Abstract: Conversational interfaces and virtual assistants are now part of our lives due to services such as Amazon Alexa, Google Voice, Microsoft Cortana, etc. Thus, translating natural language queries and commands into an executable form, also known as semantic parsing, is one of the prime challenges nowadays in natural language understanding. In this talk I would like to highlight the main challenges and limitations in the field of semantic parsing, and to describe ongoing work that addresses those challenges.
First, semantic parsers require information to be stored in a knowledge-base, which substantially limits their coverage and applicability. Conversely, the web has huge coverage but search engines that access the web do not handle well language compositionality.

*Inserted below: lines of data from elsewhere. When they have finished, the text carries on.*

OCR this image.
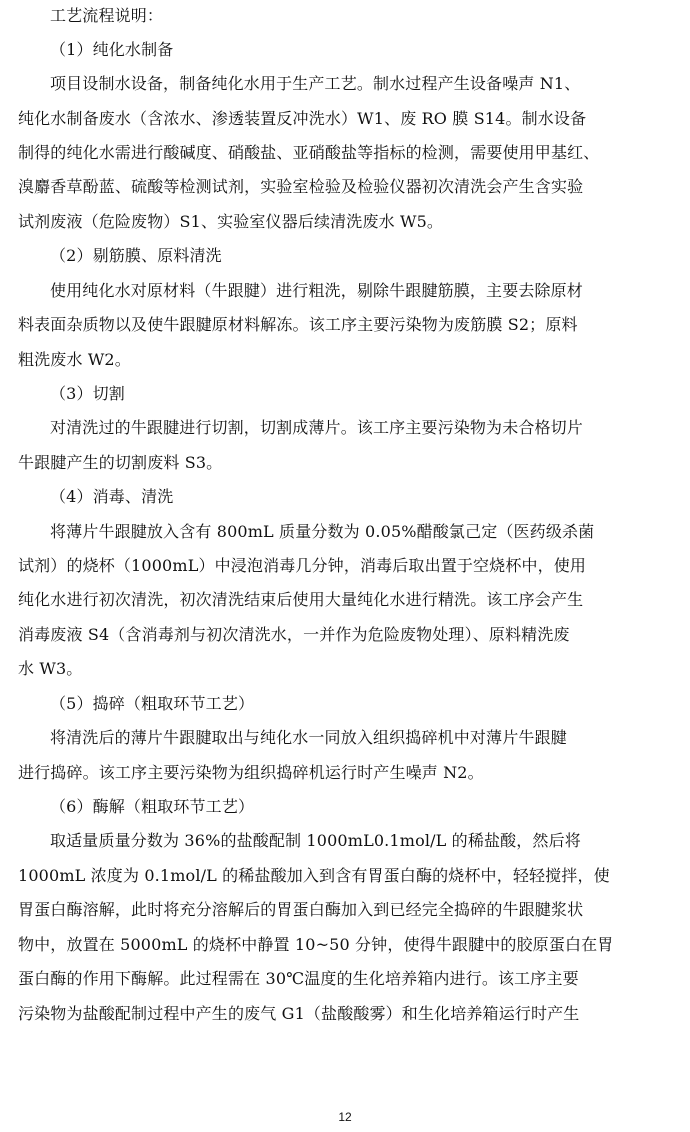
工艺流程说明：
（1）纯化水制备
项目设制水设备，制备纯化水用于生产工艺。制水过程产生设备噪声 N1、
纯化水制备废水（含浓水、渗透装置反冲洗水）W1、废 RO 膜 S14。制水设备
制得的纯化水需进行酸碱度、硝酸盐、亚硝酸盐等指标的检测，需要使用甲基红、
溴麝香草酚蓝、硫酸等检测试剂，实验室检验及检验仪器初次清洗会产生含实验
试剂废液（危险废物）S1、实验室仪器后续清洗废水 W5。
（2）剔筋膜、原料清洗
使用纯化水对原材料（牛跟腱）进行粗洗，剔除牛跟腱筋膜，主要去除原材
料表面杂质物以及使牛跟腱原材料解冻。该工序主要污染物为废筋膜 S2；原料
粗洗废水 W2。
（3）切割
对清洗过的牛跟腱进行切割，切割成薄片。该工序主要污染物为未合格切片
牛跟腱产生的切割废料 S3。
（4）消毒、清洗
将薄片牛跟腱放入含有 800mL 质量分数为 0.05%醋酸氯己定（医药级杀菌
试剂）的烧杯（1000mL）中浸泡消毒几分钟，消毒后取出置于空烧杯中，使用
纯化水进行初次清洗，初次清洗结束后使用大量纯化水进行精洗。该工序会产生
消毒废液 S4（含消毒剂与初次清洗水，一并作为危险废物处理）、原料精洗废
水 W3。
（5）捣碎（粗取环节工艺）
将清洗后的薄片牛跟腱取出与纯化水一同放入组织捣碎机中对薄片牛跟腱
进行捣碎。该工序主要污染物为组织捣碎机运行时产生噪声 N2。
（6）酶解（粗取环节工艺）
取适量质量分数为 36%的盐酸配制 1000mL0.1mol/L 的稀盐酸，然后将
1000mL 浓度为 0.1mol/L 的稀盐酸加入到含有胃蛋白酶的烧杯中，轻轻搅拌，使
胃蛋白酶溶解，此时将充分溶解后的胃蛋白酶加入到已经完全捣碎的牛跟腱浆状
物中，放置在 5000mL 的烧杯中静置 10~50 分钟，使得牛跟腱中的胶原蛋白在胃
蛋白酶的作用下酶解。此过程需在 30℃温度的生化培养箱内进行。该工序主要
污染物为盐酸配制过程中产生的废气 G1（盐酸酸雾）和生化培养箱运行时产生
12
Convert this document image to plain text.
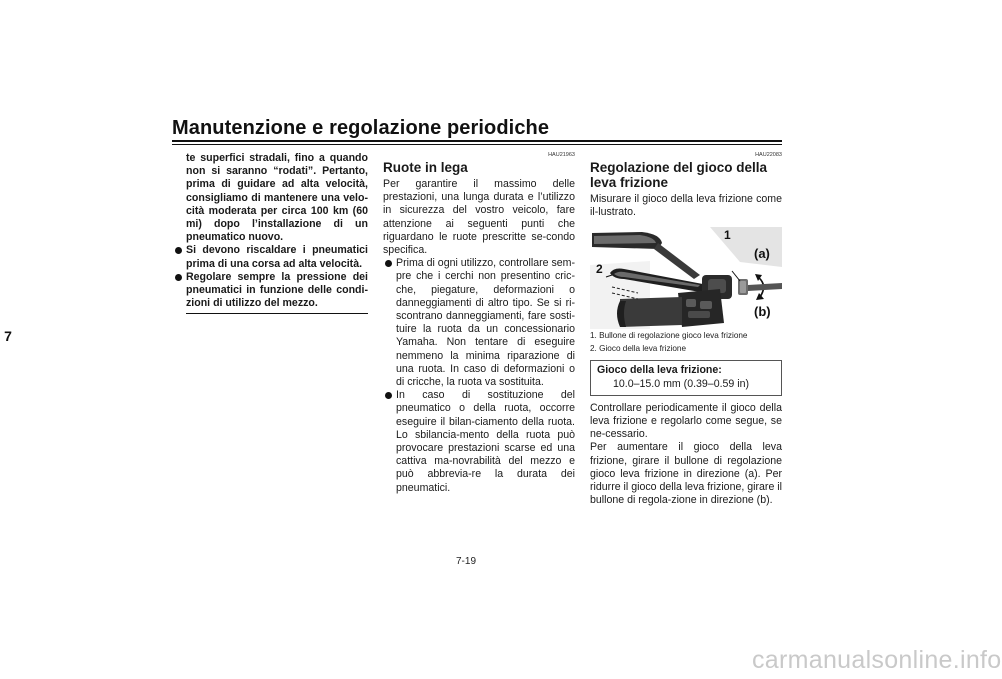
Manutenzione e regolazione periodiche
7
te superfici stradali, fino a quando non si saranno “rodati”. Pertanto, prima di guidare ad alta velocità, consigliamo di mantenere una velo-cità moderata per circa 100 km (60 mi) dopo l’installazione di un pneumatico nuovo.
Si devono riscaldare i pneumatici prima di una corsa ad alta velocità.
Regolare sempre la pressione dei pneumatici in funzione delle condi-zioni di utilizzo del mezzo.
HAU21963
Ruote in lega
Per garantire il massimo delle prestazioni, una lunga durata e l’utilizzo in sicurezza del vostro veicolo, fare attenzione ai seguenti punti che riguardano le ruote prescritte se-condo specifica.
Prima di ogni utilizzo, controllare sem-pre che i cerchi non presentino cric-che, piegature, deformazioni o danneggiamenti di altro tipo. Se si ri-scontrano danneggiamenti, fare sosti-tuire la ruota da un concessionario Yamaha. Non tentare di eseguire nemmeno la minima riparazione di una ruota. In caso di deformazioni o di cricche, la ruota va sostituita.
In caso di sostituzione del pneumatico o della ruota, occorre eseguire il bilan-ciamento della ruota. Lo sbilancia-mento della ruota può provocare prestazioni scarse ed una cattiva ma-novrabilità del mezzo e può abbrevia-re la durata dei pneumatici.
HAU22083
Regolazione del gioco della leva frizione
Misurare il gioco della leva frizione come il-lustrato.
1
2
(a)
(b)
1. Bullone di regolazione gioco leva frizione
2. Gioco della leva frizione
Gioco della leva frizione:
10.0–15.0 mm (0.39–0.59 in)
Controllare periodicamente il gioco della leva frizione e regolarlo come segue, se ne-cessario.
Per aumentare il gioco della leva frizione, girare il bullone di regolazione gioco leva frizione in direzione (a). Per ridurre il gioco della leva frizione, girare il bullone di regola-zione in direzione (b).
7-19
carmanualsonline.info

We propose to treat the web as a KB and compute answers to complex questions in broad domains by decomposing the question into a sequence of simple questions, extract answers with a search engine, and recompose the answers to obtain a final result.

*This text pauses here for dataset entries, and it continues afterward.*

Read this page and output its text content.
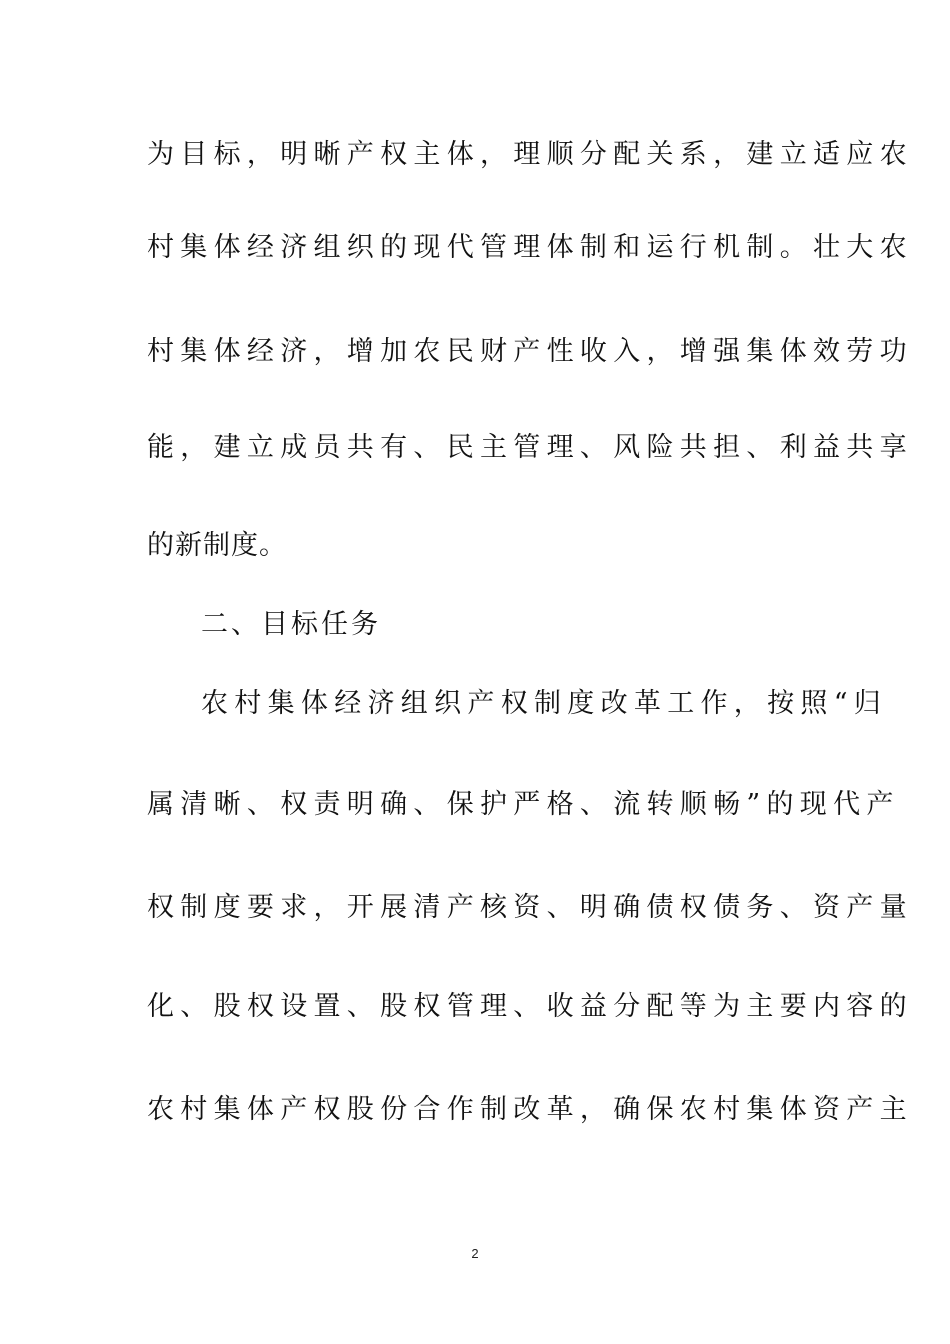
为目标，明晰产权主体，理顺分配关系，建立适应农
村集体经济组织的现代管理体制和运行机制。壮大农
村集体经济，增加农民财产性收入，增强集体效劳功
能，建立成员共有、民主管理、风险共担、利益共享
的新制度。
二、目标任务
农村集体经济组织产权制度改革工作，按照“归
属清晰、权责明确、保护严格、流转顺畅”的现代产
权制度要求，开展清产核资、明确债权债务、资产量
化、股权设置、股权管理、收益分配等为主要内容的
农村集体产权股份合作制改革，确保农村集体资产主
2
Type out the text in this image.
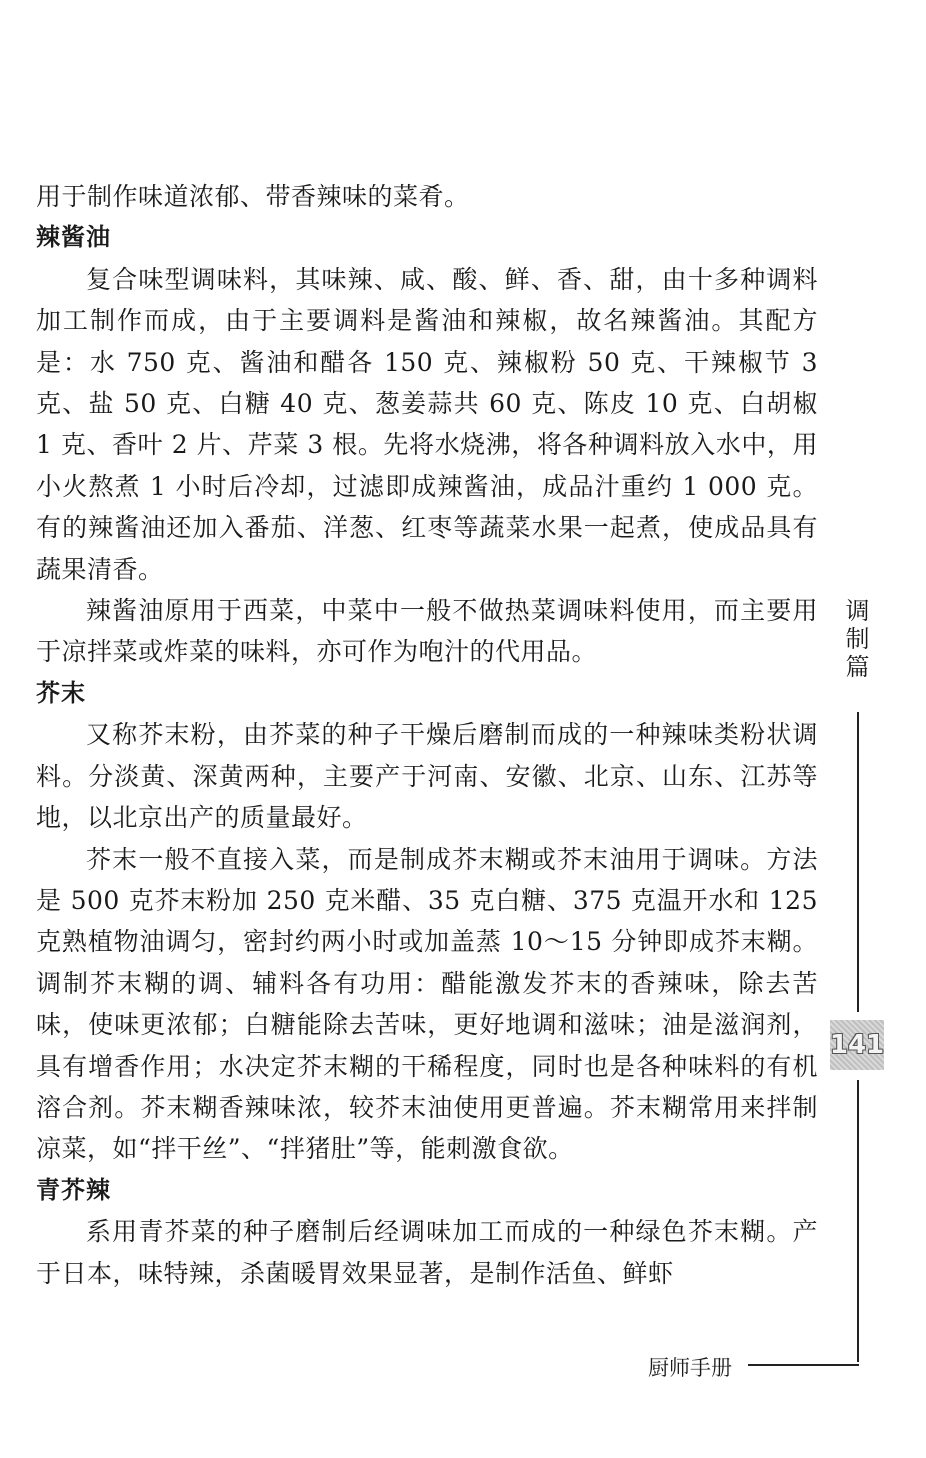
用于制作味道浓郁、带香辣味的菜肴。

辣酱油

复合味型调味料，其味辣、咸、酸、鲜、香、甜，由十多种调料加工制作而成，由于主要调料是酱油和辣椒，故名辣酱油。其配方是：水 750 克、酱油和醋各 150 克、辣椒粉 50 克、干辣椒节 3 克、盐 50 克、白糖 40 克、葱姜蒜共 60 克、陈皮 10 克、白胡椒 1 克、香叶 2 片、芹菜 3 根。先将水烧沸，将各种调料放入水中，用小火熬煮 1 小时后冷却，过滤即成辣酱油，成品汁重约 1 000 克。有的辣酱油还加入番茄、洋葱、红枣等蔬菜水果一起煮，使成品具有蔬果清香。

辣酱油原用于西菜，中菜中一般不做热菜调味料使用，而主要用于凉拌菜或炸菜的味料，亦可作为咆汁的代用品。

芥末

又称芥末粉，由芥菜的种子干燥后磨制而成的一种辣味类粉状调料。分淡黄、深黄两种，主要产于河南、安徽、北京、山东、江苏等地，以北京出产的质量最好。

芥末一般不直接入菜，而是制成芥末糊或芥末油用于调味。方法 是 500 克芥末粉加 250 克米醋、35 克白糖、375 克温开水和 125 克熟植物油调匀，密封约两小时或加盖蒸 10～15 分钟即成芥末糊。调制芥末糊的调、辅料各有功用：醋能激发芥末的香辣味，除去苦味，使味更浓郁；白糖能除去苦味，更好地调和滋味；油是滋润剂，具有增香作用；水决定芥末糊的干稀程度，同时也是各种味料的有机溶合剂。芥末糊香辣味浓，较芥末油使用更普遍。芥末糊常用来拌制凉菜，如“拌干丝”、“拌猪肚”等，能刺激食欲。

青芥辣

系用青芥菜的种子磨制后经调味加工而成的一种绿色芥末糊。产于日本，味特辣，杀菌暖胃效果显著，是制作活鱼、鲜虾

调制篇
141
厨师手册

Second, deploying virtual assistants in many domains (cars, homes, calendar, etc.) requires the ability to quickly develop semantic parsers. However, most past work trains semantic parsers from scratch for any domain, while disregarding training data from other domains. We propose a zero-shot approach for semantic parsing, where we decouple the structure of language from the contents of the domain and learn a domain-independent semantic parser.
Last, one of the most popular setups for training semantic parsers is to use denotations as supervision. However, training from denotations results in a difficult search problem as well as a spuriousness issue where incorrect programs evaluate to the correct denotation. I will describe some recent work in which we try to address the challenges of search and spuriousness.